An active area of research is trying to figure out whether these plot networks are representative of the larger areas they are purported to represent. But the only way to answer this question is to observe forested regions over tremendous areas. As one example, storms called convective blasts clear huge areas of the Northwestern Amazon in a single event. Some of these areas are more than 10 square miles. The only way to deal with heterogeneity at this scale is using LiDAR remote sensing. This is what GEDI is designed to do.
Another important contribution of the project will be helping to identify the location of significant carbon sinks in the world’s forests. This will allow the community to work toward identifying the mechanisms responsible for these carbon sinks, and to understand the likelihood of their future persistence.
How do height measurements allow us to understand the global carbon balance?
Imagine you go into a forest and want to know how much carbon is there. The way to figure that out would be to chop it down and then dry it out in a kiln and then measure the dry mass of all the pieces. Then you could take a sample of each piece and determine what fraction is carbon. You could use this information to develop a calibration equation that allows you to measure the height or trunk diameter of a tree and then predict the tree’s oven-dried mass. This is not all that different from using a body-mass-index to determine whether a person is an appropriate weight for their height.

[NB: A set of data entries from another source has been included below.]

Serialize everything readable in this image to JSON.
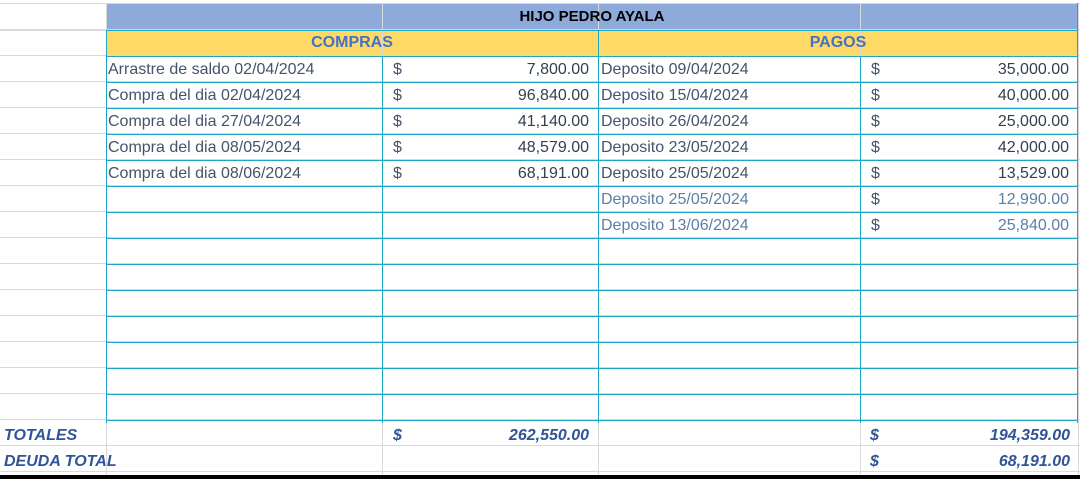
{
  "title": "HIJO PEDRO AYALA",
  "compras_header": "COMPRAS",
  "pagos_header": "PAGOS",
  "currency_symbol": "$",
  "compras": [
    {
      "desc": "Arrastre de saldo 02/04/2024",
      "amount": "7,800.00"
    },
    {
      "desc": "Compra del dia 02/04/2024",
      "amount": "96,840.00"
    },
    {
      "desc": "Compra del dia 27/04/2024",
      "amount": "41,140.00"
    },
    {
      "desc": "Compra del dia 08/05/2024",
      "amount": "48,579.00"
    },
    {
      "desc": "Compra del dia 08/06/2024",
      "amount": "68,191.00"
    }
  ],
  "pagos": [
    {
      "desc": "Deposito 09/04/2024",
      "amount": "35,000.00"
    },
    {
      "desc": "Deposito 15/04/2024",
      "amount": "40,000.00"
    },
    {
      "desc": "Deposito 26/04/2024",
      "amount": "25,000.00"
    },
    {
      "desc": "Deposito 23/05/2024",
      "amount": "42,000.00"
    },
    {
      "desc": "Deposito 25/05/2024",
      "amount": "13,529.00"
    },
    {
      "desc": "Deposito 25/05/2024",
      "amount": "12,990.00"
    },
    {
      "desc": "Deposito 13/06/2024",
      "amount": "25,840.00"
    }
  ],
  "totals": {
    "label": "TOTALES",
    "compras_total": "262,550.00",
    "pagos_total": "194,359.00"
  },
  "deuda": {
    "label": "DEUDA TOTAL",
    "amount": "68,191.00"
  },
  "colors": {
    "title_band": "#8eaadb",
    "header_band": "#ffd966",
    "border": "#1ba6c9",
    "header_text": "#4472c4",
    "totals_text": "#2f5597"
  }
}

GEDI will allow us to ‘scale up’ to landscapes and entire continents. Say that you want to know how much forest carbon is in the Amazon Basin. You could measure tree trunk diameters and heights in a few areas and calculate the mass of each tree. Summed up, these numbers define the mass of a given area. Then you could measure the height of that area using LiDAR and develop a new calibration equation that relates estimated mass to height. Because LiDAR can measure height throughout large areas, you can then use height measurements from GEDI at locations without field data to predict mass.
How does GEDI work?
LiDAR measures is the amount of time it takes for a laser pulse to travel to some object and be reflected by that object back to the sensor. Because the speed of light is a constant, if you can measure that time accurately you can calculate how far away from the sensor the object was. If you know where the sensor was in some coordinate system, you can determine the location of the reflecting object. In the case of GEDI, the reflective objects will primarily be forest canopies and vegetation, and the location of the sensor is determined by the orbital geometry of the International Space Station.

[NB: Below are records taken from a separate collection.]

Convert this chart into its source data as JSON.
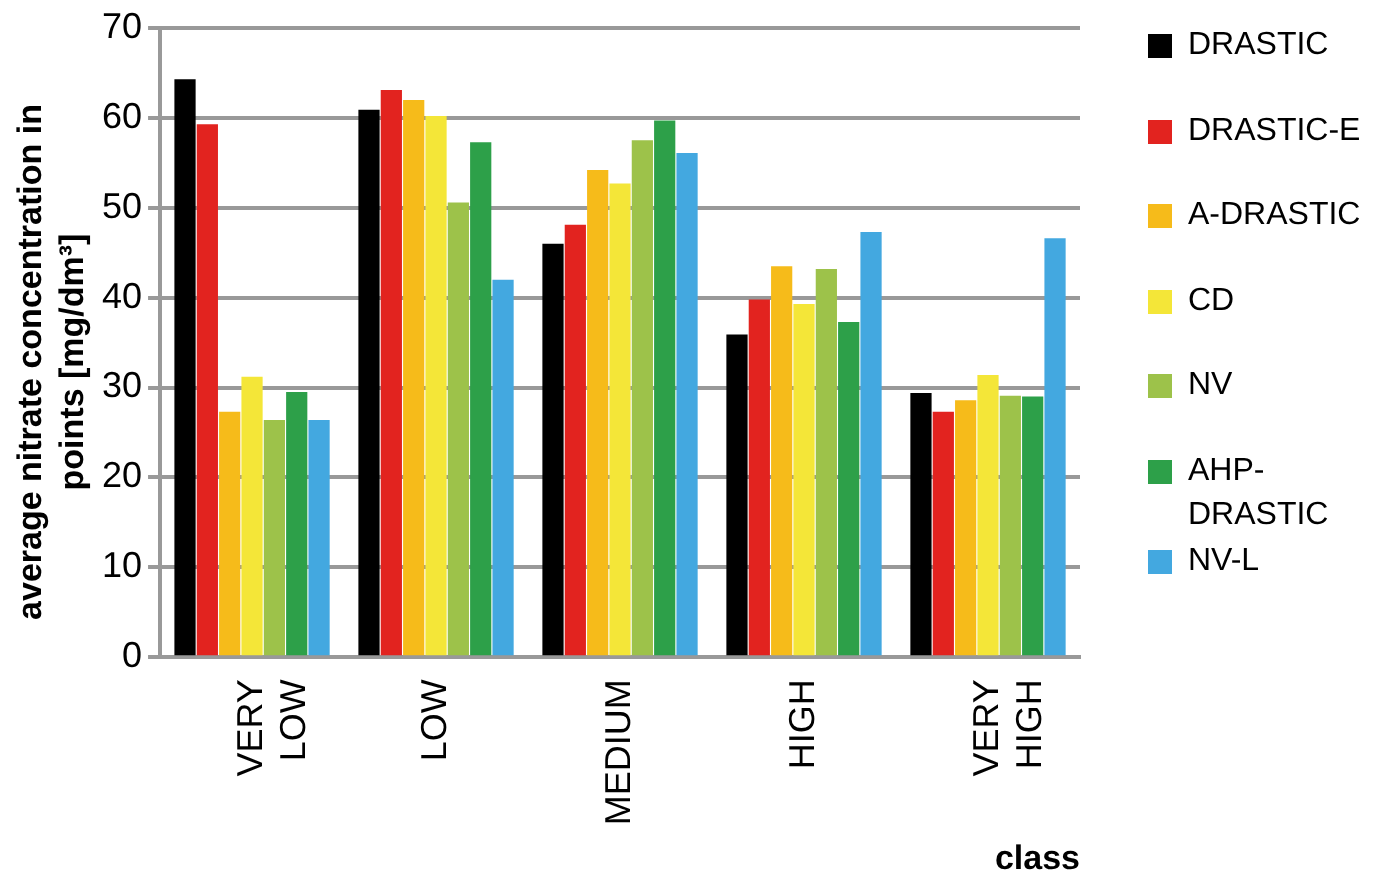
{
  "chart_data": {
    "type": "bar",
    "xlabel": "class",
    "ylabel": "average nitrate concentration in points [mg/dm³]",
    "categories": [
      "VERY LOW",
      "LOW",
      "MEDIUM",
      "HIGH",
      "VERY HIGH"
    ],
    "series": [
      {
        "name": "DRASTIC",
        "color": "#000000",
        "values": [
          64.3,
          60.9,
          46,
          35.9,
          29.4
        ]
      },
      {
        "name": "DRASTIC-E",
        "color": "#e2231f",
        "values": [
          59.3,
          63.1,
          48.1,
          39.8,
          27.3
        ]
      },
      {
        "name": "A-DRASTIC",
        "color": "#f6bb1a",
        "values": [
          27.3,
          62,
          54.2,
          43.5,
          28.6
        ]
      },
      {
        "name": "CD",
        "color": "#f4e638",
        "values": [
          31.2,
          60.2,
          52.7,
          39.3,
          31.4
        ]
      },
      {
        "name": "NV",
        "color": "#9dc24a",
        "values": [
          26.4,
          50.6,
          57.5,
          43.2,
          29.1
        ]
      },
      {
        "name": "AHP-DRASTIC",
        "color": "#2da049",
        "values": [
          29.5,
          57.3,
          59.7,
          37.3,
          29
        ]
      },
      {
        "name": "NV-L",
        "color": "#43a8e0",
        "values": [
          26.4,
          42,
          56.1,
          47.3,
          46.6
        ]
      }
    ],
    "ylim": [
      0,
      70
    ],
    "yticks": [
      0,
      10,
      20,
      30,
      40,
      50,
      60,
      70
    ],
    "grid": "y",
    "legend": "right"
  }
}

But LIDAR can’t see through clouds. That’s part of the reason why the instrument was designed with 14 laser tracks. The beams are steerable so that the instrument can target specific locations. This will be useful in persistently cloudy areas, like northwestern South America.

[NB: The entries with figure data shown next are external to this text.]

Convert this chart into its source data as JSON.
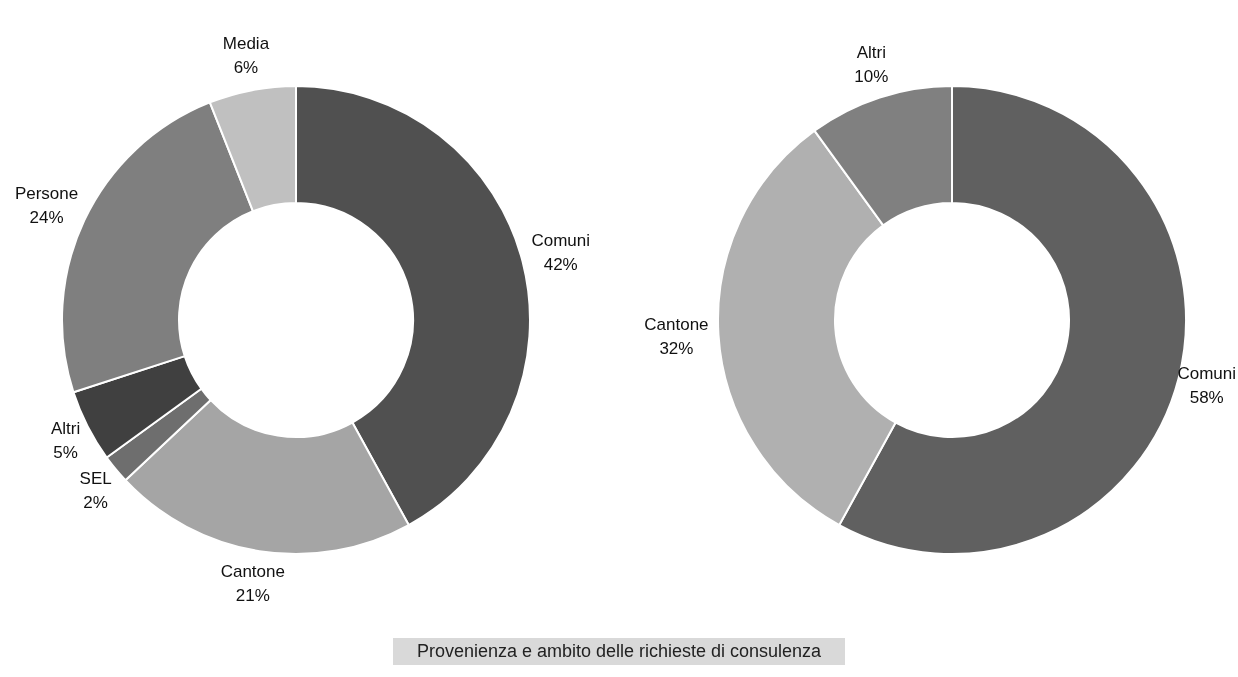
{
  "chart_data": [
    {
      "type": "donut",
      "categories": [
        "Comuni",
        "Cantone",
        "SEL",
        "Altri",
        "Persone",
        "Media"
      ],
      "values": [
        42,
        21,
        2,
        5,
        24,
        6
      ],
      "colors": [
        "#505050",
        "#a5a5a5",
        "#6e6e6e",
        "#404040",
        "#7f7f7f",
        "#c0c0c0"
      ],
      "value_labels": [
        "42%",
        "21%",
        "2%",
        "5%",
        "24%",
        "6%"
      ],
      "annotations": [
        "Provenienza e ambito delle richieste di consulenza"
      ]
    },
    {
      "type": "donut",
      "categories": [
        "Comuni",
        "Cantone",
        "Altri"
      ],
      "values": [
        58,
        32,
        10
      ],
      "colors": [
        "#606060",
        "#b0b0b0",
        "#808080"
      ],
      "value_labels": [
        "58%",
        "32%",
        "10%"
      ]
    }
  ]
}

What is your role in the collaboration?
My role is to work on the calibration and validation challenges that need to be worked out before GEDI can produce meaningful information and to help focus the science questions. There is going to be a huge amount of field work that involves airborne remote sensing to emulate GEDI measurements, and developing algorithms and the computational framework to make sense out of the data. There will be opportunities for Brown undergraduates to get involved in the effort.